A proposito di anglicismi

Che si intende per anglicismo? La prima definizione probabilmente è quella dell’Enciclopedia Chambers (1840), tradotta in seguito a Venezia, dove si definisce anglicismo “una voce o una frase dell’idioma inglese, ovvero un modo di parlare“. Di solito si tratta di locuzioni o costrutti importati nella forma originale e lasciati come tali nella comunicazione radiotelevisiva, nel giornalismo e nell’uso quotidiano (business is business; time is money e molti altri).

Negli ultimi anni, più che giustificati sono stati i dibattiti e le discussioni sull’uso smodato e poco sensato degli anglicismi cui molti ricorrono per mostrare di saperli e di essere cool e si sono sparsi fiumi d’inchiostro sull’argomento. I linguisti ed i puristi insistono sull’opportunità di evitarli quando vi sia l’equivalente in italiano. Vi sono poi i false friends (i falsi amici), parole che vengono spesso tradotte erroneamente per via del suono o della grafia simili all’italiano, come ad esempio lecture che non è “lettura” ma “conferenza” o locals, cioè gli abitanti di un luogo precisato e non i “locali” come ambienti. A mio avviso, il problema va esaminato da un altro punto di vista: tanti termini anglofoni vengono usati in modo errato, a volte non significano alcunché o suscitano solo perplessità nei soggetti di madre lingua.

L’elenco è lungo ma in cima metto senza esitazione smart working. Non sono pochi i linguisti inglesi che si sono chiesti chi abbia inventato tale espressione. Nell’ordinamento italiano essa viene definita come “una modalità di esecuzione del rapporto di lavoro […] con forme di organizzazione per cicli ed obiettivi senza precisi vincoli di orario e luogo di lavoro”. In inglese l’espressione esatta che rende il concetto è in realtà working from home o remote working, situazione che però è improbabile per chi sceglie di fare esperienza attraverso uno stage. Questo è un altro termine che trae in inganno e suscita incertezza anche per quanto riguarda la pronuncia. Se stage è pronunciata come in francese, si intenderà riferita ad un periodo di studio o addestramento per acquisire pratica in un determinato campo o attività professionale. Lo stesso concetto in inglese verrà reso con internship e lo stagista è un intern. Certo gli stagisti hanno magri guadagni e non potranno mai permettersi uno…smoking! Smoking deriva da smoking jacket (giacca da fumo), una veste da camera che i fumatori un tempo indossavano con lo scopo di preservare l’abito dall’odore del tabacco. Smoking è gerundio del verbo to smoke ed è anche sostantivo, sta per “fumo”.

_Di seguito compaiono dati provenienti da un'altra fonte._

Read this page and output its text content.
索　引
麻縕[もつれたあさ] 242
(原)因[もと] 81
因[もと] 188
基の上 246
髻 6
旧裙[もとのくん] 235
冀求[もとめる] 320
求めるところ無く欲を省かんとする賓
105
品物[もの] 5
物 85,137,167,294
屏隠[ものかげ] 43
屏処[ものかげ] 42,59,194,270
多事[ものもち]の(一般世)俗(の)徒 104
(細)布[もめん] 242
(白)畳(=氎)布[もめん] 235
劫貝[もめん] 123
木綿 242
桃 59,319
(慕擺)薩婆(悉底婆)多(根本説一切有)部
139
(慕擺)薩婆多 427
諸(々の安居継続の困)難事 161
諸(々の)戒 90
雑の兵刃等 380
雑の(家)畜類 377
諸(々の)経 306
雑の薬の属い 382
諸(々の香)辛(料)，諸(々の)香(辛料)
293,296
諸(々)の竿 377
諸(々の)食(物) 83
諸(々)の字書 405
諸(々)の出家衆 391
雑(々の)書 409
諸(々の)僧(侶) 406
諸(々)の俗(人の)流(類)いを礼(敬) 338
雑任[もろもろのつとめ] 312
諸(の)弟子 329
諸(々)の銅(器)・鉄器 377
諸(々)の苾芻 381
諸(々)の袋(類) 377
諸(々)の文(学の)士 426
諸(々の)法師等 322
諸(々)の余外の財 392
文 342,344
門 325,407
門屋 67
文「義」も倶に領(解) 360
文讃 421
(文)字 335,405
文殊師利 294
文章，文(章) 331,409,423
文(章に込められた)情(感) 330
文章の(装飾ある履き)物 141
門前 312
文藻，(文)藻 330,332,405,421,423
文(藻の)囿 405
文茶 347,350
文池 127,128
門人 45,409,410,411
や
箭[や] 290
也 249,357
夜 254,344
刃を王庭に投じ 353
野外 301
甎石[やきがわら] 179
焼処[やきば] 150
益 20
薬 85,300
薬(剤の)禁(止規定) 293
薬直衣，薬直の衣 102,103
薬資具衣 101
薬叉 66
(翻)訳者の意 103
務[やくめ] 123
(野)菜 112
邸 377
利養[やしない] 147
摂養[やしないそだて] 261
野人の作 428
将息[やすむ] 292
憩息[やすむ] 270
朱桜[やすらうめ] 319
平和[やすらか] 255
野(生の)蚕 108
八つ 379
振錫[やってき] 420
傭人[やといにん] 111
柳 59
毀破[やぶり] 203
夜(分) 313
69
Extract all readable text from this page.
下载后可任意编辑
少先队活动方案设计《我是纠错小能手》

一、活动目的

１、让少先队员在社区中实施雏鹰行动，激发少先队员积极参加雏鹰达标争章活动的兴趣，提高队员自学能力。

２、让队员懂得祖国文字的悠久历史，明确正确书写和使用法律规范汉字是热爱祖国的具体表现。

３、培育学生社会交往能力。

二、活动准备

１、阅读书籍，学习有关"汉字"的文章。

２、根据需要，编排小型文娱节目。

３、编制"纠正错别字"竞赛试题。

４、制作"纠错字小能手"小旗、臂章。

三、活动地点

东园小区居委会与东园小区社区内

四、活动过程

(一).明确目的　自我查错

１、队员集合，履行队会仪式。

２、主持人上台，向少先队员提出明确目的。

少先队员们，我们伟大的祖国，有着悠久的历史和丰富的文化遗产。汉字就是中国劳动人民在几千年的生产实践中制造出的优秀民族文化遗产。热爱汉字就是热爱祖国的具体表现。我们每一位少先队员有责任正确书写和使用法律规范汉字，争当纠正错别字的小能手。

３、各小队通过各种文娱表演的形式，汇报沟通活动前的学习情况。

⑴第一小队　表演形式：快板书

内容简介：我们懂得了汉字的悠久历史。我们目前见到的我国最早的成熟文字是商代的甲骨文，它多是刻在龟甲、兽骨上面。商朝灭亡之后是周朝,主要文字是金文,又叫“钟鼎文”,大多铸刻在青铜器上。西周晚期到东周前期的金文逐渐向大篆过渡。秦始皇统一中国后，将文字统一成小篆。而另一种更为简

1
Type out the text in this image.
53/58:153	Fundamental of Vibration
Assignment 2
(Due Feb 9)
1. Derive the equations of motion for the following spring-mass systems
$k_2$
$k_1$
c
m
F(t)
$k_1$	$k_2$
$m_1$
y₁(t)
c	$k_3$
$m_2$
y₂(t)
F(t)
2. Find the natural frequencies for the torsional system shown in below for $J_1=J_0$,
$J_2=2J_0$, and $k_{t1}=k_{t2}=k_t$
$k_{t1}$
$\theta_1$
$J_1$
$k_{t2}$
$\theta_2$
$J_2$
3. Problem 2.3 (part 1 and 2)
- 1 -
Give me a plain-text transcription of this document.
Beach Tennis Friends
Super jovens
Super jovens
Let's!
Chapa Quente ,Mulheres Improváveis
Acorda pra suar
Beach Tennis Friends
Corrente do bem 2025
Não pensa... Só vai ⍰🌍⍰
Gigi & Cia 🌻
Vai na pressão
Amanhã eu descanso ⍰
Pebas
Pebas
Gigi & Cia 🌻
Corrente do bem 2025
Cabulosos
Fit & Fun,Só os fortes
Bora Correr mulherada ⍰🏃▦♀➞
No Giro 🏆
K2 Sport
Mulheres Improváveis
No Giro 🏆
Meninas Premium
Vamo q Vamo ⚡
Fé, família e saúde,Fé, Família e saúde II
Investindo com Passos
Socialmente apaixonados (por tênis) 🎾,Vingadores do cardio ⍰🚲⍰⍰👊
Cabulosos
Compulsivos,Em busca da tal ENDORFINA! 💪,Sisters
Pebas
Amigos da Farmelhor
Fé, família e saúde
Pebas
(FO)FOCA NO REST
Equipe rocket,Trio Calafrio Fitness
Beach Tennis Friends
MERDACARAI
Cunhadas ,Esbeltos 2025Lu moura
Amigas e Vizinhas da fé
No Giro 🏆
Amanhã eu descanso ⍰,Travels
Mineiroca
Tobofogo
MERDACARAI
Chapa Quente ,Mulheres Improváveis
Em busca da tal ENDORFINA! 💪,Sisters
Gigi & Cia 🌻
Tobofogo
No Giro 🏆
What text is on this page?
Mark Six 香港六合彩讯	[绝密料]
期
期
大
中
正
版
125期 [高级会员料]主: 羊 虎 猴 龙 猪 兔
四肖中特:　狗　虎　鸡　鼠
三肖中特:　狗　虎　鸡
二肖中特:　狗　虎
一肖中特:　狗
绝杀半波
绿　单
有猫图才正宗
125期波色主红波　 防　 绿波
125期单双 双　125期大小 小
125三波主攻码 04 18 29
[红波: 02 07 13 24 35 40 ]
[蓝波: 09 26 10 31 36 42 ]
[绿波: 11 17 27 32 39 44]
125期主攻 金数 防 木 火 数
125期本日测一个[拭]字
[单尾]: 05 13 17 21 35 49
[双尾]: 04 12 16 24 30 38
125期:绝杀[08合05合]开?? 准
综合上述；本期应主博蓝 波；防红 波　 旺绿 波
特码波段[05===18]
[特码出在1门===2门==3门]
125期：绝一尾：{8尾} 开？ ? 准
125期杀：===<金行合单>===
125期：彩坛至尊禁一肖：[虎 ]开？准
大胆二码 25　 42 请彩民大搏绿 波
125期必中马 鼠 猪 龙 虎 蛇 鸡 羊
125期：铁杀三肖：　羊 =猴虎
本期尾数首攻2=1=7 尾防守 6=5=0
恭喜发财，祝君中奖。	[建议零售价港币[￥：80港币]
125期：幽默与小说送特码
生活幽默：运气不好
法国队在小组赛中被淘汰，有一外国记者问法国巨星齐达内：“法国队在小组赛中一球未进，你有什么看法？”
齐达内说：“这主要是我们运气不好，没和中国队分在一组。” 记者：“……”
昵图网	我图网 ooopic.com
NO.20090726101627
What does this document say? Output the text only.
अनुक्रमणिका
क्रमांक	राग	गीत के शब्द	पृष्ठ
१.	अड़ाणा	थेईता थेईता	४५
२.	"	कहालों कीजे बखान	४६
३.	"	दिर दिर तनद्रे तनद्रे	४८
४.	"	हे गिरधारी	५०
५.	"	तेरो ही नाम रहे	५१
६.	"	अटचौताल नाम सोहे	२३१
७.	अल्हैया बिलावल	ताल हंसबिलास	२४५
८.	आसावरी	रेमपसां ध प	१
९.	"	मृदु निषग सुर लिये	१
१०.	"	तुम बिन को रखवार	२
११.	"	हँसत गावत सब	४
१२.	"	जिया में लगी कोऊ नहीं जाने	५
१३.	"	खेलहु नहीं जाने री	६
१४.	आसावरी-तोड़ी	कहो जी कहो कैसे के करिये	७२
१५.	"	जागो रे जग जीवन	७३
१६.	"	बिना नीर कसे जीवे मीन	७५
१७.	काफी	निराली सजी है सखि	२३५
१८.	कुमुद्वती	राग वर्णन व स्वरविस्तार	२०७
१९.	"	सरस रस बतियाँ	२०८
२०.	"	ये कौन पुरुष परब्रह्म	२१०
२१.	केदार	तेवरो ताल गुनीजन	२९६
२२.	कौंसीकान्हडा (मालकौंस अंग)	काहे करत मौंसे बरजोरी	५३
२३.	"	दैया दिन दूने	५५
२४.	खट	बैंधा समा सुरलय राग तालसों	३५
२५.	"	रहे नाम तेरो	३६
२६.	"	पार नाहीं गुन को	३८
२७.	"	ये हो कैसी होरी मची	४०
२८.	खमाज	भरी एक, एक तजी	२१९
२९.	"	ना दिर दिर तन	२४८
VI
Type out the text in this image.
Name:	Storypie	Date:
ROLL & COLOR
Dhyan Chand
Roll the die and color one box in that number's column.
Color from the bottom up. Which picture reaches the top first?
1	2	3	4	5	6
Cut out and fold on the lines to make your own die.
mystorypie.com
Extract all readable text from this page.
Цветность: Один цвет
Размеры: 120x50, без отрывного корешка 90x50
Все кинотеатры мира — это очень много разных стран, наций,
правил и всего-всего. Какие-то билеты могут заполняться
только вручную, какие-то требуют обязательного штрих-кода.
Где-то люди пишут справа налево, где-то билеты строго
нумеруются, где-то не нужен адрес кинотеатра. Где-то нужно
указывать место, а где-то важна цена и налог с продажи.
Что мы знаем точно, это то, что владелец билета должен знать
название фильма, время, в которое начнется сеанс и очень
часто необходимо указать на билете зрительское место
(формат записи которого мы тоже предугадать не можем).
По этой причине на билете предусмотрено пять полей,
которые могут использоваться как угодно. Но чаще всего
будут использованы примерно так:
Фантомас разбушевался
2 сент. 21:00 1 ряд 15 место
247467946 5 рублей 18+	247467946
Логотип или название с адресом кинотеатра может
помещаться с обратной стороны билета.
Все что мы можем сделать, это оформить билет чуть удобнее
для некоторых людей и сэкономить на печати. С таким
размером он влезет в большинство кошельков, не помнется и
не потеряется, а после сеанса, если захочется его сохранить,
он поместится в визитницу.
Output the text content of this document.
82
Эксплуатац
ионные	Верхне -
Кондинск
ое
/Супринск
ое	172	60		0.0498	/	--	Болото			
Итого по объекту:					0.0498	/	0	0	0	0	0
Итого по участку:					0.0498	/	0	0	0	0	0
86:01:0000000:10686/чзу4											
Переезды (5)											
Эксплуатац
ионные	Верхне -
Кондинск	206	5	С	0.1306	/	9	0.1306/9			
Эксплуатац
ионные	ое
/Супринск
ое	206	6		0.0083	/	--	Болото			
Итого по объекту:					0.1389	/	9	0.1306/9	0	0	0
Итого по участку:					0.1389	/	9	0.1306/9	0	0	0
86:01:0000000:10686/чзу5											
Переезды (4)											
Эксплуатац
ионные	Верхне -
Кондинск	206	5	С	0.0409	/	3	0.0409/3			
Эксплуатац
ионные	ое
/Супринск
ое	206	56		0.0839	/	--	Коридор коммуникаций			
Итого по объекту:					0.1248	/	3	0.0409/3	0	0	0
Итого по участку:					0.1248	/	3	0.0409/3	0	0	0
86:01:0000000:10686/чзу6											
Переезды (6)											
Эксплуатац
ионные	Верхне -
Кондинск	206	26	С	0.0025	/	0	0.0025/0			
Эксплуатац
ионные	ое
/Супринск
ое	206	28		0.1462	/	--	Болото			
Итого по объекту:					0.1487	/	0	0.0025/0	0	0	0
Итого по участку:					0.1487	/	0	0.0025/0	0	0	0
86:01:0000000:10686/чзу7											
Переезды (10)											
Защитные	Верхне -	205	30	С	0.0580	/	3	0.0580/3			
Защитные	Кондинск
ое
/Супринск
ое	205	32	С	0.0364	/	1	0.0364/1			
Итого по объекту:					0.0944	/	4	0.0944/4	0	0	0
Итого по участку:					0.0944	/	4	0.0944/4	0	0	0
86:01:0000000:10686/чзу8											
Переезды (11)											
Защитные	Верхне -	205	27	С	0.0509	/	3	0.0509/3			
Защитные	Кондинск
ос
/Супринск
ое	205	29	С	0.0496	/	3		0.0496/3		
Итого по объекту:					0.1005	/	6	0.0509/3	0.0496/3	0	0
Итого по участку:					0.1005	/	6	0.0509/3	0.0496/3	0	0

In occasione di un evento importante si indosserà un tuxedo, abito elegante che prende il nome dal Tuxedo Park, un country club del New Jersey frequentato da facoltosi uomini d’affari, da top managers, top executives ecc. Ebbene, la parola top usata per indicare il massimo o il meglio di qualcuno o di qualcosa, va sempre seguita da un sostantivo. E se siete qualcuno top, però, non datevi troppe arie dicendo di aver acquistato un loft in centro, perché in realtà tale termine in inglese traduce “solaio” o “soppalco”. Dite piuttosto che avete acquistato una penthouse, termine inventato da un editore, Bob Guccione nel 1965, con il quale volle indicare un attico, simbolo di alto livello sociale. L’elenco potrebbe continuare a lungo perché tanti sono gli esempi che suscitano davvero sorpresa per il loro vero significato. Quel che conta è saperli usare al momento giusto e nel giusto contesto, e soprattutto non abusarne!